Give Yourself a Review:
When we think of our “reputation”, we often think about it on a broad scale. But the reality is that it is the people closest to home who determine how we are perceived and that perception has a direct impact on our quality of life and the opportunities that make their way into it. Approach the task as research and make a decision not to take comments personally. Then, sit down with the people closest to you–at home, at work and in your relationship sector. Ask them to share how they are feeling about your interactions and what they feel may help to polish relationships between you. Example: A colleague might appreciate you showing more respect for their work/life balance and a partner may want more quality time with you as opposed to sitting on the couch in front of a TV, which leaves them feeling a little brushed off. Every relationship–personal or professional–hits tough terrain, but showing interest, investing time and exhibiting a commitment to making positive changes not only works to bring things back on track, it also brings people closer by making others feel valued, appreciated, supported and worth the time and energy it takes to make sure everyone is getting what they need to feel good about where they are at and what they are doing.
Think About Your Presentation:
The clothes may not make the (wo)man, but studies have shown that 70% of first impressions are based on what you are wearing. Ever heard “It’s not what you say, but how you say it?” There’s a study to support that old cliche as well. In fact 20% of the impression people get is based on tone whereas only 10% is what you actually say. Think about the news you deliver, the tone you deliver it in and how you look while handing it over. You might be sending a message about yourself that you don’t intend to or directly conflicts with who you actually are. While self expression is a necessary component of a healthy and happy life, the truth is that being “hard to figure out” in this capacity doesn’t always give you an air of mystery, it often leads to misunderstandings and generalized ideas that can cost you in the long run.

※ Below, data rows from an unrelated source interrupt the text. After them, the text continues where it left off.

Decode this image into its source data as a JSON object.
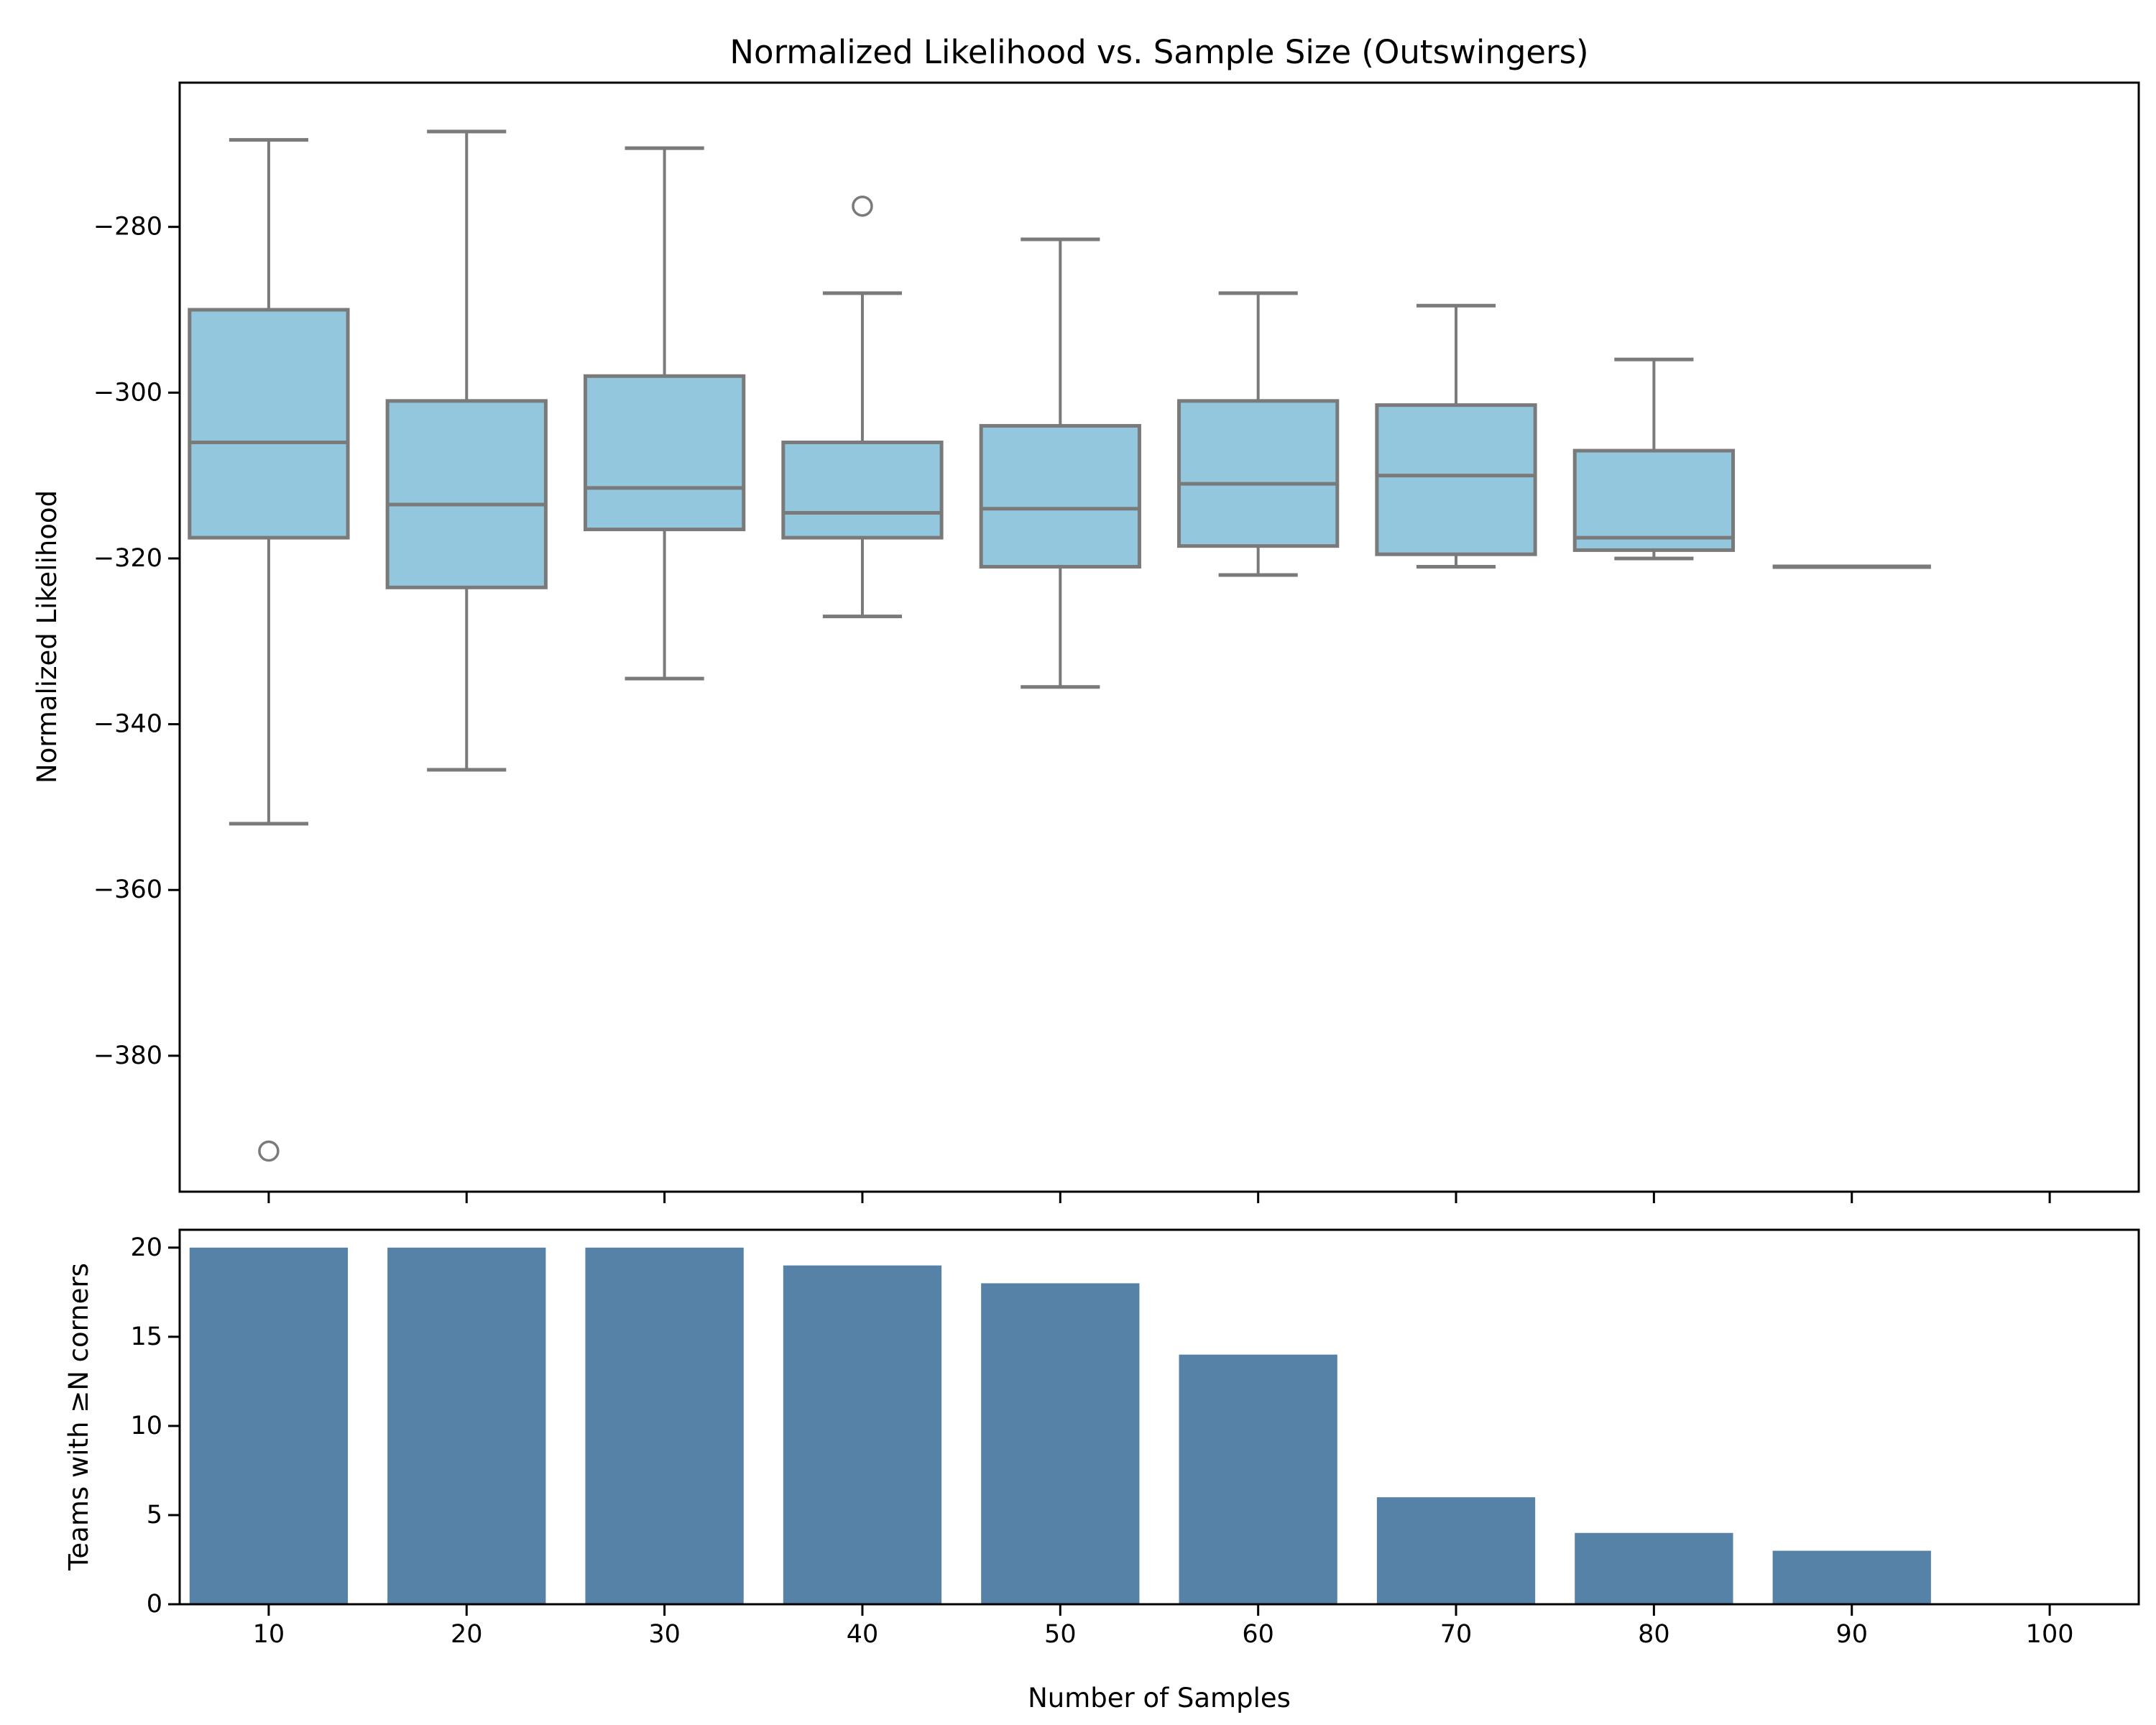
{
  "figure": {
    "background": "#ffffff",
    "title": "Normalized Likelihood vs. Sample Size (Outswingers)"
  },
  "chart_data": [
    {
      "type": "boxplot",
      "title": "Normalized Likelihood vs. Sample Size (Outswingers)",
      "ylabel": "Normalized Likelihood",
      "x_positions": [
        10,
        20,
        30,
        40,
        50,
        60,
        70,
        80,
        90,
        100
      ],
      "xlim": [
        5.5,
        104.5
      ],
      "ylim": [
        -396.4,
        -262.6
      ],
      "yticks": [
        -280,
        -300,
        -320,
        -340,
        -360,
        -380
      ],
      "ytick_labels": [
        "−280",
        "−300",
        "−320",
        "−340",
        "−360",
        "−380"
      ],
      "box_width_units": 8,
      "grid": false,
      "colors": {
        "box_fill": "#92c7de",
        "line": "#7a7a7a"
      },
      "boxes": [
        {
          "x": 10,
          "whislo": -352,
          "q1": -317.5,
          "med": -306,
          "q3": -290,
          "whishi": -269.5,
          "fliers": [
            -391.5
          ]
        },
        {
          "x": 20,
          "whislo": -345.5,
          "q1": -323.5,
          "med": -313.5,
          "q3": -301,
          "whishi": -268.5,
          "fliers": []
        },
        {
          "x": 30,
          "whislo": -334.5,
          "q1": -316.5,
          "med": -311.5,
          "q3": -298,
          "whishi": -270.5,
          "fliers": []
        },
        {
          "x": 40,
          "whislo": -327,
          "q1": -317.5,
          "med": -314.5,
          "q3": -306,
          "whishi": -288,
          "fliers": [
            -277.5
          ]
        },
        {
          "x": 50,
          "whislo": -335.5,
          "q1": -321,
          "med": -314,
          "q3": -304,
          "whishi": -281.5,
          "fliers": []
        },
        {
          "x": 60,
          "whislo": -322,
          "q1": -318.5,
          "med": -311,
          "q3": -301,
          "whishi": -288,
          "fliers": []
        },
        {
          "x": 70,
          "whislo": -321,
          "q1": -319.5,
          "med": -310,
          "q3": -301.5,
          "whishi": -289.5,
          "fliers": []
        },
        {
          "x": 80,
          "whislo": -320,
          "q1": -319,
          "med": -317.5,
          "q3": -307,
          "whishi": -296,
          "fliers": []
        },
        {
          "x": 90,
          "whislo": -321,
          "q1": -321,
          "med": -321,
          "q3": -321,
          "whishi": -321,
          "fliers": []
        }
      ]
    },
    {
      "type": "bar",
      "categories": [
        "10",
        "20",
        "30",
        "40",
        "50",
        "60",
        "70",
        "80",
        "90",
        "100"
      ],
      "x_positions": [
        10,
        20,
        30,
        40,
        50,
        60,
        70,
        80,
        90,
        100
      ],
      "values": [
        20,
        20,
        20,
        19,
        18,
        14,
        6,
        4,
        3,
        0
      ],
      "ylabel": "Teams with ≥N corners",
      "xlabel": "Number of Samples",
      "xlim": [
        5.5,
        104.5
      ],
      "ylim": [
        0,
        21
      ],
      "yticks": [
        0,
        5,
        10,
        15,
        20
      ],
      "ytick_labels": [
        "0",
        "5",
        "10",
        "15",
        "20"
      ],
      "bar_width_units": 8,
      "grid": false,
      "colors": {
        "bar_fill": "#5682a7"
      }
    }
  ]
}
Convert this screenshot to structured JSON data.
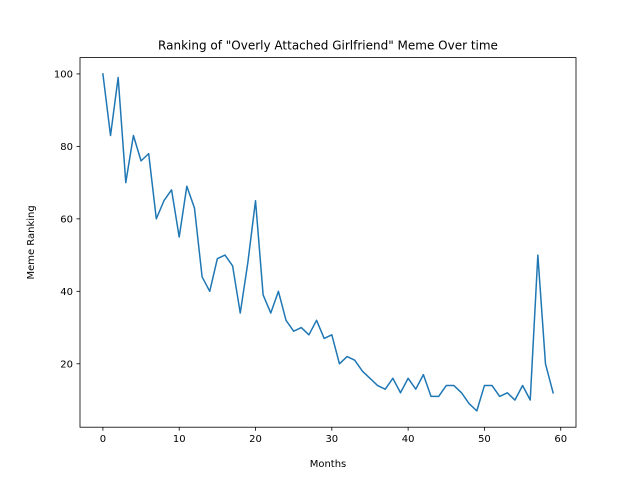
{
  "chart_data": {
    "type": "line",
    "title": "Ranking of \"Overly Attached Girlfriend\" Meme Over time",
    "xlabel": "Months",
    "ylabel": "Meme Ranking",
    "xlim": [
      -3,
      62
    ],
    "ylim": [
      2.5,
      104.5
    ],
    "xticks": [
      0,
      10,
      20,
      30,
      40,
      50,
      60
    ],
    "yticks": [
      20,
      40,
      60,
      80,
      100
    ],
    "grid": false,
    "legend": "none",
    "series": [
      {
        "color": "#1f77b4",
        "x": [
          0,
          1,
          2,
          3,
          4,
          5,
          6,
          7,
          8,
          9,
          10,
          11,
          12,
          13,
          14,
          15,
          16,
          17,
          18,
          19,
          20,
          21,
          22,
          23,
          24,
          25,
          26,
          27,
          28,
          29,
          30,
          31,
          32,
          33,
          34,
          35,
          36,
          37,
          38,
          39,
          40,
          41,
          42,
          43,
          44,
          45,
          46,
          47,
          48,
          49,
          50,
          51,
          52,
          53,
          54,
          55,
          56,
          57,
          58,
          59
        ],
        "y": [
          100,
          83,
          99,
          70,
          83,
          76,
          78,
          60,
          65,
          68,
          55,
          69,
          63,
          44,
          40,
          49,
          50,
          47,
          34,
          48,
          65,
          39,
          34,
          40,
          32,
          29,
          30,
          28,
          32,
          27,
          28,
          20,
          22,
          21,
          18,
          16,
          14,
          13,
          16,
          12,
          16,
          13,
          17,
          11,
          11,
          14,
          14,
          12,
          9,
          7,
          14,
          14,
          11,
          12,
          10,
          14,
          10,
          50,
          20,
          12
        ]
      }
    ]
  }
}
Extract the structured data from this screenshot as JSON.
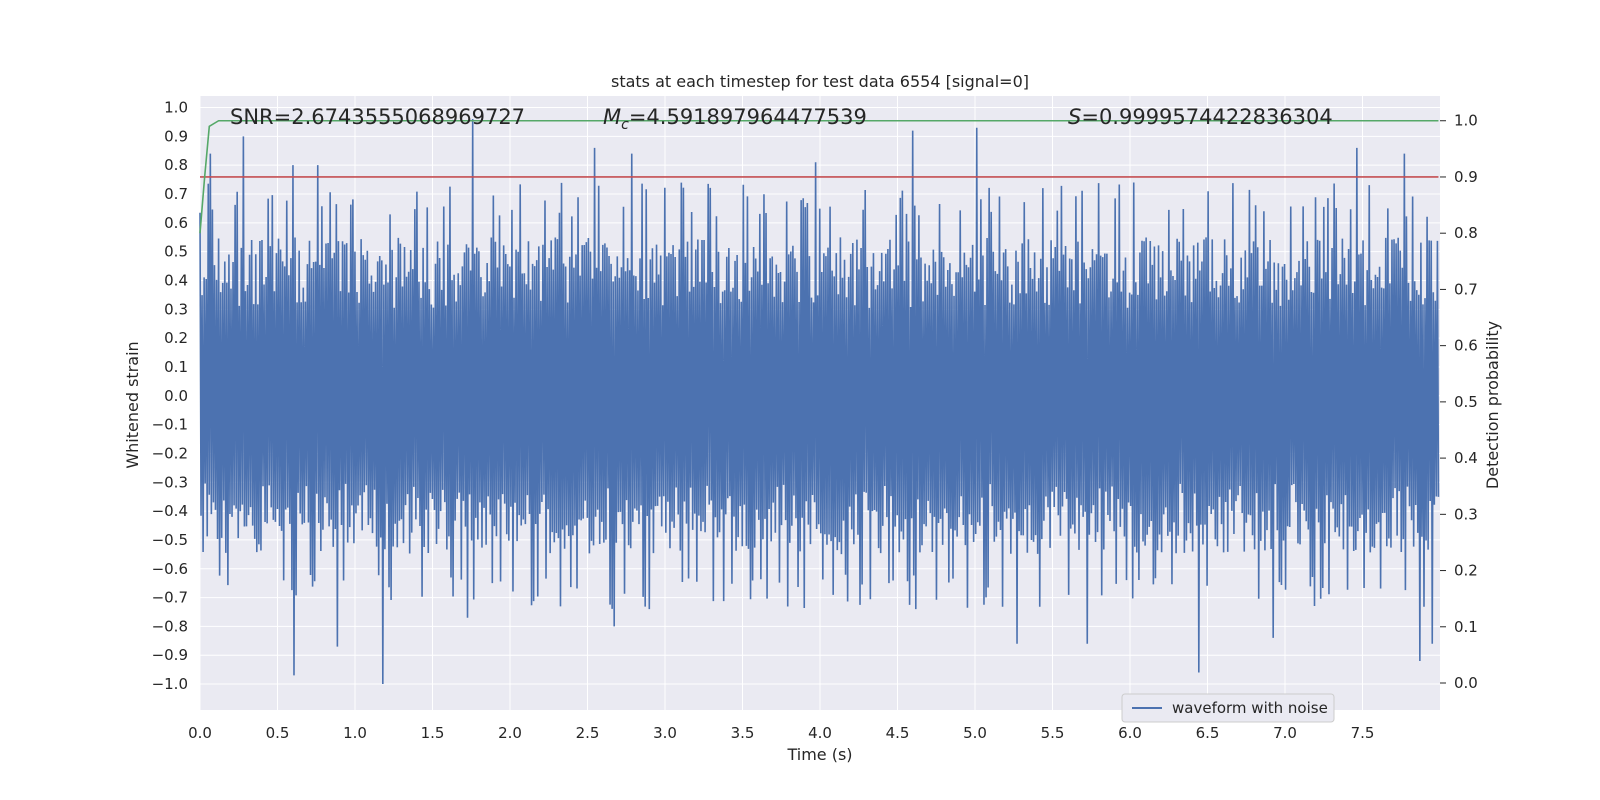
{
  "chart_data": {
    "type": "line",
    "title": "stats at each timestep for test data 6554 [signal=0]",
    "xlabel": "Time (s)",
    "ylabel": "Whitened strain",
    "y2label": "Detection probability",
    "xlim": [
      0.0,
      8.0
    ],
    "ylim": [
      -1.09,
      1.04
    ],
    "y2lim": [
      -0.048,
      1.044
    ],
    "grid": true,
    "legend_position": "bottom-right",
    "x_ticks": [
      "0.0",
      "0.5",
      "1.0",
      "1.5",
      "2.0",
      "2.5",
      "3.0",
      "3.5",
      "4.0",
      "4.5",
      "5.0",
      "5.5",
      "6.0",
      "6.5",
      "7.0",
      "7.5"
    ],
    "y_ticks": [
      "1.0",
      "0.9",
      "0.8",
      "0.7",
      "0.6",
      "0.5",
      "0.4",
      "0.3",
      "0.2",
      "0.1",
      "0.0",
      "−0.1",
      "−0.2",
      "−0.3",
      "−0.4",
      "−0.5",
      "−0.6",
      "−0.7",
      "−0.8",
      "−0.9",
      "−1.0"
    ],
    "y2_ticks": [
      "1.0",
      "0.9",
      "0.8",
      "0.7",
      "0.6",
      "0.5",
      "0.4",
      "0.3",
      "0.2",
      "0.1",
      "0.0"
    ],
    "annotations": {
      "snr": "SNR=2.6743555068969727",
      "mc_symbol": "M",
      "mc_sub": "c",
      "mc_value": "=4.591897964477539",
      "s_symbol": "S",
      "s_value": "=0.9999574422836304"
    },
    "series": [
      {
        "name": "waveform with noise",
        "axis": "left",
        "color": "#4c72b0",
        "duration": 7.99,
        "sample_count": 1200,
        "typical_range": [
          -0.55,
          0.55
        ],
        "peaks": [
          {
            "x": 0.06,
            "y": 0.84
          },
          {
            "x": 0.28,
            "y": 0.9
          },
          {
            "x": 0.6,
            "y": 0.8
          },
          {
            "x": 0.76,
            "y": 0.8
          },
          {
            "x": 1.76,
            "y": 0.96
          },
          {
            "x": 2.55,
            "y": 0.86
          },
          {
            "x": 2.78,
            "y": 0.84
          },
          {
            "x": 3.97,
            "y": 0.81
          },
          {
            "x": 4.6,
            "y": 0.92
          },
          {
            "x": 5.01,
            "y": 0.93
          },
          {
            "x": 7.47,
            "y": 0.86
          },
          {
            "x": 7.77,
            "y": 0.84
          },
          {
            "x": 0.61,
            "y": -0.97
          },
          {
            "x": 0.88,
            "y": -0.87
          },
          {
            "x": 1.18,
            "y": -1.0
          },
          {
            "x": 1.72,
            "y": -0.77
          },
          {
            "x": 2.67,
            "y": -0.8
          },
          {
            "x": 5.27,
            "y": -0.86
          },
          {
            "x": 5.72,
            "y": -0.86
          },
          {
            "x": 6.45,
            "y": -0.96
          },
          {
            "x": 6.93,
            "y": -0.84
          },
          {
            "x": 7.87,
            "y": -0.92
          },
          {
            "x": 7.95,
            "y": -0.86
          }
        ]
      },
      {
        "name": "",
        "axis": "right",
        "color": "#c44e52",
        "x": [
          0.0,
          7.99
        ],
        "y": [
          0.9,
          0.9
        ]
      },
      {
        "name": "",
        "axis": "right",
        "color": "#55a868",
        "x": [
          0.0,
          0.03,
          0.06,
          0.12,
          0.2,
          1.0,
          7.99
        ],
        "y": [
          0.8,
          0.9,
          0.99,
          1.0,
          1.0,
          1.0,
          1.0
        ]
      }
    ]
  }
}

Spontaneity is fun and it keeps life colorful, but those who find lasting success don’t often stumble upon it; they set a goal, make a plan, maintain flexibility and work towards it. Whether it’s finding a new position, building a better relationship or developing a stronger sense of self, thinking about who and where you are now, who you would like to become and where you would like to go are non-negotiable conversations to have with yourself.
Know Your Audience:
This is crucial. You would not expect an automotive website reader to want to read about lipstick, nor would you place an ad for a straight dating service in a gay magazine. Why would you share unnecessary information about yourself or your life in situations with people who might find these things offensive or judge you for them? We can say “That’s their problem” but it’s really ours. People love to point the finger, and without all of the facts (i.e., a real understanding of who you are, where you have been and what your values are and the circumstances surrounding specific situations) you inadvertently set-up shop in a fishbowl. Living an authentic life is one of the most beautiful things we can do, but do people really need to know your sexual preferences or hear your very negative thoughts about their favorite presidential candidate at a dinner party? There is a way to balance authenticity with assimilation and those who do it, and do it well, often find both peace and productivity faster than those who stick to one side.